Matricellular Protein Cyr61 Bridges Lysophosphatidic Acid and Integrin Pathways Leading to Cell Migration [Molecular Bases of Disease]

December 26th, 2013 by Wu, D. D., Zhang, F., Hao, F., Chun, J., Xu, X., Cui, M.-Z.

Lysophosphatidic acid (LPA), a potent bioactive lipid found in atherosclerotic lesions, markedly induces smooth muscle cell (SMC) migration, which is an important process in atherogenesis. Therefore, understanding the mechanism of LPA-induced SMC migration is important. Several microarray databases suggest that the matricellular protein Cyr61 is highly induced by LPA. We hypothesized that Cyr61 mediates LPA-induced cell migration. Our data show that LPA induced temporal and spatial expression of Cyr61, which promptly accumulated in the cellular Golgi apparatus and then translocated to the extracellular matrix.
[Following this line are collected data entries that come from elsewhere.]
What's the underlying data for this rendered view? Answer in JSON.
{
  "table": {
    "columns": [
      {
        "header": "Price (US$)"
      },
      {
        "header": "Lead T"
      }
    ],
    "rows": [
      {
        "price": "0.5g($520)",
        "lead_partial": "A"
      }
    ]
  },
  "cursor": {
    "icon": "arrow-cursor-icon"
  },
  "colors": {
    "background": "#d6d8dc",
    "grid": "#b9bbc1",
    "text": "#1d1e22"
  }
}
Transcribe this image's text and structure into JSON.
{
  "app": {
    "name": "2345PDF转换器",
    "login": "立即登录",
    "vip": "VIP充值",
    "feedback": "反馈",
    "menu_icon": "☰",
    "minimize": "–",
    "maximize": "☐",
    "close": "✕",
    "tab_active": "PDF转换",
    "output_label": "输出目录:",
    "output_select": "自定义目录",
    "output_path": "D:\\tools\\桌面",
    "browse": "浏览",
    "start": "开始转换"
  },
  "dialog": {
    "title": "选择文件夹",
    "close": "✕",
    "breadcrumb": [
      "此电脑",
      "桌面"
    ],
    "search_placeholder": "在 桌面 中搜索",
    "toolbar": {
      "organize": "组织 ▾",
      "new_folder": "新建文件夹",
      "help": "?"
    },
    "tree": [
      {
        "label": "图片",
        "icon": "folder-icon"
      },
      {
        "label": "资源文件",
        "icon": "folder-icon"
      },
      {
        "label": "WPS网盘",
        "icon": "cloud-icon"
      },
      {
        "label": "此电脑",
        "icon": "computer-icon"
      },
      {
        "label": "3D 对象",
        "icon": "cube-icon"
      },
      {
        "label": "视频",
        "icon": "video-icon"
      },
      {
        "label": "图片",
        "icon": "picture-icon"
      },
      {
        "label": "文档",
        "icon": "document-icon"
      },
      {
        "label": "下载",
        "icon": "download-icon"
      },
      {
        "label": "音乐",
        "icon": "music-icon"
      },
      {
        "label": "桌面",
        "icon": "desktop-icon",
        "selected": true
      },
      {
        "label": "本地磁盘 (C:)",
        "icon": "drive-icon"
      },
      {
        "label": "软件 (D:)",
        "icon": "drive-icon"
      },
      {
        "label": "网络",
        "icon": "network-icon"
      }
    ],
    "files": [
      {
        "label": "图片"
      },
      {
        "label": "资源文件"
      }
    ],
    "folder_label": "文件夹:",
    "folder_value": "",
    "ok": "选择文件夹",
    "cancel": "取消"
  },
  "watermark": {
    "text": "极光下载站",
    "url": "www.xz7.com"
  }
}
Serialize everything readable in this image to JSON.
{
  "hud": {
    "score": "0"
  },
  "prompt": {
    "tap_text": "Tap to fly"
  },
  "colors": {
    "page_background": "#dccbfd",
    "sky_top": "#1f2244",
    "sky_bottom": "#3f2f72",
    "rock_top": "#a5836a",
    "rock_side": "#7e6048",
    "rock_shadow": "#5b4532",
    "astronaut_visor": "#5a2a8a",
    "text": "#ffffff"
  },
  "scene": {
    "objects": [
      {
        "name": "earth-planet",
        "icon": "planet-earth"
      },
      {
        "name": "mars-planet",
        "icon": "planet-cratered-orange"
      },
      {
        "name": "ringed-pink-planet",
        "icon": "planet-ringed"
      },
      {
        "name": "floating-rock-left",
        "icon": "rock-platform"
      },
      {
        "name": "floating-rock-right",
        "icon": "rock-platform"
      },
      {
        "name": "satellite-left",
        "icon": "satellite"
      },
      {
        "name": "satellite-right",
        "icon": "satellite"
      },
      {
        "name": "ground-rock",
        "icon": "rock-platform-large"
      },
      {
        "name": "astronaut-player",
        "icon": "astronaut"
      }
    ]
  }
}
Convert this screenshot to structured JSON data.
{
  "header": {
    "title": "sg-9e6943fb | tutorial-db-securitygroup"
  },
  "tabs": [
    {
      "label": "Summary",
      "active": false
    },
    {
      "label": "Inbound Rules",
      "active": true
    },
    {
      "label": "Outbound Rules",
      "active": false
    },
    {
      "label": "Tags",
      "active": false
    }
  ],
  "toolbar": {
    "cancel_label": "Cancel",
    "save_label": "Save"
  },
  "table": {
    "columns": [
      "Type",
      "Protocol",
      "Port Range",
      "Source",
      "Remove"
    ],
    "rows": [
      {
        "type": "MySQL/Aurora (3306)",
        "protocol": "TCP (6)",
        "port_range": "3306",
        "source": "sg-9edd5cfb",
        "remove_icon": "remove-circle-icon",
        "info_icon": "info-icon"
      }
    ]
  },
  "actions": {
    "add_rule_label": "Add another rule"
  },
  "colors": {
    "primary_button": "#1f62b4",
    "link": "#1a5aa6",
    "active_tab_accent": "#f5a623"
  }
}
Cyr61 antibody blockade and siRNA inhibition both diminished LPA-induced SMC migration, indicating a novel regulatory role of Cyr61. SMCs derived from LPA receptor 1 (LPA1) knockout mice lack the ability of Cyr61 induction and cell migration, supporting that LPA1 is required for Cyr61 expression and migration. By contrast, PPARγ was not found to be involved in LPA-mediated effects. Furthermore, focal adhesion kinase (FAK), a non-receptor tyrosine kinase important for regulating cell migration, was activated by LPA at a late time frame coinciding with Cyr61 accumulation. Interestingly, knockdown of Cyr61 blocked LPA-induced FAK activation, indicating that an LPA-Cyr61-FAK axis leads to SMC migration. Our results further demonstrate that plasma membrane integrins α6β1, and ανβ3 transduced the LPA-Cyr61 signal toward FAK activation and migration. Taken together, these data reveal that de novo Cyr61 in the extracellular matrix bridges LPA and integrin pathways, which in turn, activate FAK, leading to cell migration. The current study provides new insights into mechanisms underlying cell migration-related disorders, including atherosclerosis, restenosis, and cancers.